Millions of starfish have been mysteriously melting -- finally, scientists think they know why

The virus has serious ecological implications

Published November 18, 2014 2:34PM (EST)

This May 16, 2014 file photo provided by Oregon State University shows an ochre sea star on the Oregon coast with one leg disintegrating from star wasting syndrome. Scientists are pretty sure they have isolated a virus that is reponsible for the disease that has killed millions of sea stars from Southern California to southern Alaska since summer 2013. Scientist don't know what triggered the massive outbreak of the virus, which has been in the marine environment since at least 1942.  (AP/Oregon State University, Elizabeth Cherny-Chipman)
This May 16, 2014 file photo provided by Oregon State University shows an ochre sea star on the Oregon coast with one leg disintegrating from star wasting syndrome. Scientists are pretty sure they have isolated a virus that is reponsible for the disease that has killed millions of sea stars from Southern California to southern Alaska since summer 2013. Scientist don't know what triggered the massive outbreak of the virus, which has been in the marine environment since at least 1942. (AP/Oregon State University, Elizabeth Cherny-Chipman)

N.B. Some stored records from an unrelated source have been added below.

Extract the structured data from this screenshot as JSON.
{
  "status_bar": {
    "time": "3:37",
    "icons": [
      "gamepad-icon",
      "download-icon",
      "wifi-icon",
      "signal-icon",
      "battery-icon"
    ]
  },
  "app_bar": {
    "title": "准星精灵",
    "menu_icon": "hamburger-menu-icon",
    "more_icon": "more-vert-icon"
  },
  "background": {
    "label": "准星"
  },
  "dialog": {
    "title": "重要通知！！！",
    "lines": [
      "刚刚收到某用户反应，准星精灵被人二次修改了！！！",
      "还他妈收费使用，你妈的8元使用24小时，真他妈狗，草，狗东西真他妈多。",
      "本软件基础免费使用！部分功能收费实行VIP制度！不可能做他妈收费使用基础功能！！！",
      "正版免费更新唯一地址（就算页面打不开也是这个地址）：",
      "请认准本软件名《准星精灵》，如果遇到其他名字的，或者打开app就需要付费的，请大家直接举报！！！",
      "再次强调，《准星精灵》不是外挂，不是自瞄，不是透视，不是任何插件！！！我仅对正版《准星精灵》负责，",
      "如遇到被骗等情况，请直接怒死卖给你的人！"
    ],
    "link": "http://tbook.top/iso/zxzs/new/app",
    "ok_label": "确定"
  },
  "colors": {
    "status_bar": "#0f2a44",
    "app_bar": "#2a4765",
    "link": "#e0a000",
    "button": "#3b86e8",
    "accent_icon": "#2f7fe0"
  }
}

Sea star wasting disease (SSWD) seems like a fairly brutal way to die if you're a starfish. White lesions start to grow all over your body and your arms skew unnaturally upward. Then you start to deflate and your arms (all five of them) start falling off. It's only a matter of days before you disintegrate completely.

A major new study published in the Proceedings of the National Academy of Sciences focuses in on what the illness that has decimated the starfish (or sea star, as scientists call the organism that is not a fish) population on the Northeast Pacific Coast --all the way from Alaska to Baja, California. The answer is a virus called "sea star associated densovirus."

"When you look on a scale of hundreds and hundreds of animals, which we did, it's very clear that the virus is associated with symptomatic sea stars," said Ian Hewson, a Cornell University microbiologist and lead author of the study in an interview with PBS News Hour. "Basically we've had to sort through to try to find the virus that is responsible for the disease.

Earthfix's Katie Campbell explains how an international team of scientists hunted down the mystery plague:

Tissue samples of sick and healthy starfish were analyzed for all the possible pathogens associated with diseased starfish. The team then conducted DNA sequencing of the viruses and compared them to all of the other known viruses. Once they had identified the leading candidate, they tested it by injecting the densovirus into healthy starfish in an aquarium. Then they watched to see if the disease took hold.

And sure enough it did.

The disease spread so quickly because of the large number of sea stars in a single area. "Having a huge number of individuals in a small area works like a reactor for this virus," said Hewson in an interview with National Geographic.

Now that the virus has been identified, Hewson and his team are working on predicting how the virus could infect and spread through other sea star populations across the globe. They are also studying urchins and sea cucumbers that are dying off, to see if the densovirus is to blame.

Still, the damage has largely been done in the region. "It has an extraordinarily significant effect on the biodiversity of the entire community," said Carol Blanchette, a biologist at the University of California at Santa Barbara in an interview with PBS. "Losing a predator like that is bound to have some pretty serious ecological consequences and we really don't know exactly how the system is going to look but we're quite certain that it's going to have an impact."